Nanoenviroments of the β-Subunit of L-Type Voltage-Gated Calcium Channels in Adult Cardiomyocytes

In cardiomyocytes, Ca2+ influx through L-type voltage-gated calcium channels (LTCCs) following membrane depolarization regulates crucial Ca2+-dependent processes including duration and amplitude of the action potentials and excitation-contraction coupling. LTCCs are heteromultimeric proteins composed of the Ca-v alpha(1), Ca-v beta, Ca-v alpha(2)delta and Ca-v gamma subunits. Here, using ascorbate peroxidase (APEX2)-mediated proximity labeling and quantitative proteomics, we identified 61 proteins in the nanoenvironments of Ca-v beta(2) in cardiomyocytes. These proteins are involved in diverse cellular functions such as cellular trafficking, cardiac contraction, sarcomere organization and excitation-contraction coupling. Moreover, pull-down assays and co-immunoprecipitation analyses revealed that Ca-v beta(2) interacts with the ryanodine receptor 2 (RyR2) in adult cardiomyocytes, probably coupling LTCCs and the RyR2 into a supramolecular complex at the dyads.
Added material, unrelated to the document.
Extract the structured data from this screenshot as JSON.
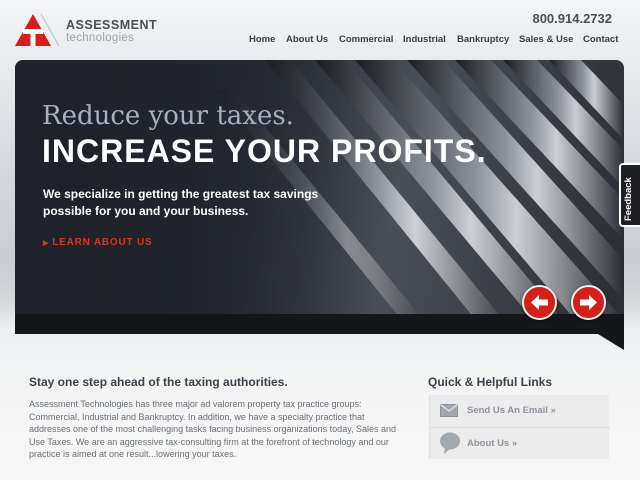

This interaction is mediated by the Src-homology 3 domain of Ca-v beta(2) and is necessary for an effective pacing frequency-dependent increase of the Ca2+-induced Ca2+ release mechanism in cardiomyocytes.

Automated summary

Ca2+ influx through LTCCs in cardiomyocytes plays a crucial role in regulating Ca2+-dependent processes. In this study, proximity labeling and quantitative proteomics were used to identify proteins associated with Ca-v beta(2) in cardiomyocytes. These proteins are involved in diverse cellular functions. Additionally, interaction between Ca-v beta(2) and RyR2 was found to be necessary for the Ca2+-induced Ca2+ release mechanism in cardiomyocytes.